Yazacaklarıma, 11 Mayıs Anneler Günü vesilesiyle hazırlık yapan firmalar bozulabilir... Hemen belirteyim: Benim derdim onlarla değil, Türkiye'deki anne-kadın algısıyla...
Bilhassa kentli orta sınıf bu tip tüketim günlerini seviyor: Anneler Günü, Babalar Günü, Sevgililer Günü... Tamam ama anneye nasıl bir hediye almalı?
Benim gördüğüm şu: Hediyelerin bir kısmını, annemiz için değil, kendimiz için alıyoruz. ("Kendimiz" derken, anneyle aynı evde yaşayan oğlunu, kızını, kocasını filan kastediyorum.)
Hediyelerin çoğu, annemizi daha çok çalıştırmak, daha çok terletmek, daha çok yormak için!
Birkaç örnek: Elektrik süpürgesi... Tencere seti... Ütü... Ütü masası... Dikiş makinesi... Tabak- çanak... Kahve makinesi... Mikser... Blender... Bulaşık makinesi... Elektrikli semaver...
Bu ve benzeri hediyeler annelere, "Çalışmaya devam" mesajı veriyor. "Ama bu aletlerin çoğu annenin hayatını kolaylaştırıyor" diyeceksiniz. Doğru ama onları almak için bu özel günü beklemeye ne gerek var?
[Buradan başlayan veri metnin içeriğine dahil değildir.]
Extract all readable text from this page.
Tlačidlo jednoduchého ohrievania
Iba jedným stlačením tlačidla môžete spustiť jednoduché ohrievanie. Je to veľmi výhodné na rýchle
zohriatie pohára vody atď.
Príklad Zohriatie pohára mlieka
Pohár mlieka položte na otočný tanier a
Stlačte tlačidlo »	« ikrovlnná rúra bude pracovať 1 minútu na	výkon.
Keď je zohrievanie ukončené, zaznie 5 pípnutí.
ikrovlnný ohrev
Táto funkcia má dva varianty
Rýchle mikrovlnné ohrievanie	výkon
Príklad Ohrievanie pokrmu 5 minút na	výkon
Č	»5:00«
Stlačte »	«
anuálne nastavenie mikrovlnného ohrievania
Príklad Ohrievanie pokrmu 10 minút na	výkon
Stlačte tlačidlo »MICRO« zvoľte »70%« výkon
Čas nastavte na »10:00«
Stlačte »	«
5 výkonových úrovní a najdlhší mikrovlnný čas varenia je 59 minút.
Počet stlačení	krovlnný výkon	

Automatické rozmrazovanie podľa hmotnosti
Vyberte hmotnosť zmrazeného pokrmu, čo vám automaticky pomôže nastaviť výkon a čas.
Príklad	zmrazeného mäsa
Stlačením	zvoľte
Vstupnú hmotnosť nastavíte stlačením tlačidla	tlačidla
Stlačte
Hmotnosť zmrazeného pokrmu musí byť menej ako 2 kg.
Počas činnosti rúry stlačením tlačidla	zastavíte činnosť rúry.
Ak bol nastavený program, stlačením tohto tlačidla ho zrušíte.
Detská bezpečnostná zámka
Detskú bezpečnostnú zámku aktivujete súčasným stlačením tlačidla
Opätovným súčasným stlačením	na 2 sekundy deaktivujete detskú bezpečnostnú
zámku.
Diyelim ki düdüklü tencere annenin mutfakta geçirdiği süreyi kısaltıyorsa, onu başka zaman da alabilirsiniz. Almalısınız.
Çalışmayı çağrıştırmayan ama başkalarının ortak olduğu hediyeler var: Mesela televizyon... Kesinlikle bir kadın olan anneye has bir hediye değil.
Peki, ne almalı? Benim önerim şöyle: Annenizi en iyi siz tanıyorsunuz... Bir yıl boyunca nelere özlem çektiğini bilmeniz gerekir... Eğer annenizin sözlerine, yorumlarına, gıptayla anlattıklarına kulak veriyorsanız... Ne tür bir hediyenin onu mutlu edeceğini zaten çoktan anlamışsınızdır.
Yok eğer annenizi umursamıyorsanız. Size de zaten düdüklü tencere almak yaraşır.